Remove all skin and visible fat from the chicken parts.
Briefly brown them in a skim of oil flavoured with a dab of butter in a Dutch oven or deep frypan.
Meanwhile, cut large mushrooms into quarters, but leave small ones whole. Leave tiny onions whole, but cut larger ones into chunks. Trim and chop celery and carrots.
Remove the chicken from the pot.
Soften the onions and mushrooms in the oil remaining in the pot and add flour, stirring for a few minutes until it’s bubbly.
Add a robust, dry, red wine and stir over medium-high heat until it bubbles, is reduced by about one third and thickens. Add hot chicken stock.
Return chicken to the pot and add herbs, garlic, celery, carrots and salt and pepper, to taste.
Cover and put into the oven for about half an hour, or simmer, covered, on top of the stove, stirring regularly, for the same length of time.
Check chicken for doneness, taste for seasoning and serve over brown rice, whole wheat pasta or small whole, steamed potatoes.

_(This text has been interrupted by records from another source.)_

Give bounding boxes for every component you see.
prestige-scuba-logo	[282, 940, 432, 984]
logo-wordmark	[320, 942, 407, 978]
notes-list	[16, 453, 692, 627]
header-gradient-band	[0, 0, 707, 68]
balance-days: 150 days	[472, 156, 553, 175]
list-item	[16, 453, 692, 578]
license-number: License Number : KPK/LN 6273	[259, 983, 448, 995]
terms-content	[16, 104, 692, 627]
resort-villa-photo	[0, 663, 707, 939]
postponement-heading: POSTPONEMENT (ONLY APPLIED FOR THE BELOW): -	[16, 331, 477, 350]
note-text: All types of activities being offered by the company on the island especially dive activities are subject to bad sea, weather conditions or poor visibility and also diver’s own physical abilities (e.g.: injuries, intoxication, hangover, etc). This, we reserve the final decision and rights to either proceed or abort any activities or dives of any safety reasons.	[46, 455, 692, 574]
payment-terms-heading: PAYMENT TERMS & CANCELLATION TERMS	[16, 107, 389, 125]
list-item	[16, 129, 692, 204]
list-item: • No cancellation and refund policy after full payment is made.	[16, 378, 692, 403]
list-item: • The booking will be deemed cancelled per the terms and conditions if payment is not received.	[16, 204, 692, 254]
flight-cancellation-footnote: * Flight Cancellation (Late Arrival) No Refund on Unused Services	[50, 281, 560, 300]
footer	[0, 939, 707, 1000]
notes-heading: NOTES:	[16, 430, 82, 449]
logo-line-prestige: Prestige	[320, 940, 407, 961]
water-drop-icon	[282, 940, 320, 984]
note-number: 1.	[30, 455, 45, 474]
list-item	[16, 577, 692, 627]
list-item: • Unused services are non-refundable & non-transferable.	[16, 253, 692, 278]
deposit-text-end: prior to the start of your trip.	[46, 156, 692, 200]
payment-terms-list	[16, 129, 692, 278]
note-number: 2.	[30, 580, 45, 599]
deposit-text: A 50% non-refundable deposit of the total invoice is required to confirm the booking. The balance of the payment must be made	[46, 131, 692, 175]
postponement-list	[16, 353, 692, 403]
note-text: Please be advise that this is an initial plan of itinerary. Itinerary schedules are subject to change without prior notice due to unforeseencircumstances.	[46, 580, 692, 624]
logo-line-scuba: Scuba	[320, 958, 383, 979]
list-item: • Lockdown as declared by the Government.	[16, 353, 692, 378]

Codfather’s Lobster Risotto
This recipe of chef Tyler Groenestyn’s is rich and creamy and delicious. Codfather’s lobster stock is really yummy and would be lovely in a chowder too. Master of Wine Rhys Pender of WinePlus recommends pairing this with the Quails Gate chardonnay, and he knows his wines!
2 lobster tails
4 c. (1 l) Codfather’s lobster stock
2 garlic cloves
2 tbsp. (30 ml) olive oil
1 c. (250 ml) arborio or carnarolli rice
1/2 c. (125 ml) white wine
4 oz. (114 g) butter
1/2 c. (125 ml) fresh parmesan cheese
salt and pepper, to taste
1 tbsp. (15 ml) fresh tarragon
Cook the lobster tails in simmering salted water for six to eight minutes. Remove the meat from the shells and cut it into one-inch pieces.
Heat lobster stock and keep it warm over low heat.
Mince shallots and garlic.
Heat a pot over medium heat and add olive oil. Cook shallots and garlic until translucent.
Add rice and continue cooking for a couple of minutes, turning about in the pot.
Add half the lobster stock and cook, continuously stirring, until most of the liquid has been absorbed.
Add the remainder of the stock a quarter-cup at a time, continuously stirring, until all the stock has been used.
Taste the rice to ensure it is cooked all the way through.
Add the cut-up, cooked lobster meat, butter and grated, fresh parmesan cheese. Fold it all together until it is fully mixed. Season to taste with salt and pepper.
Garnish with chopped fresh tarragon.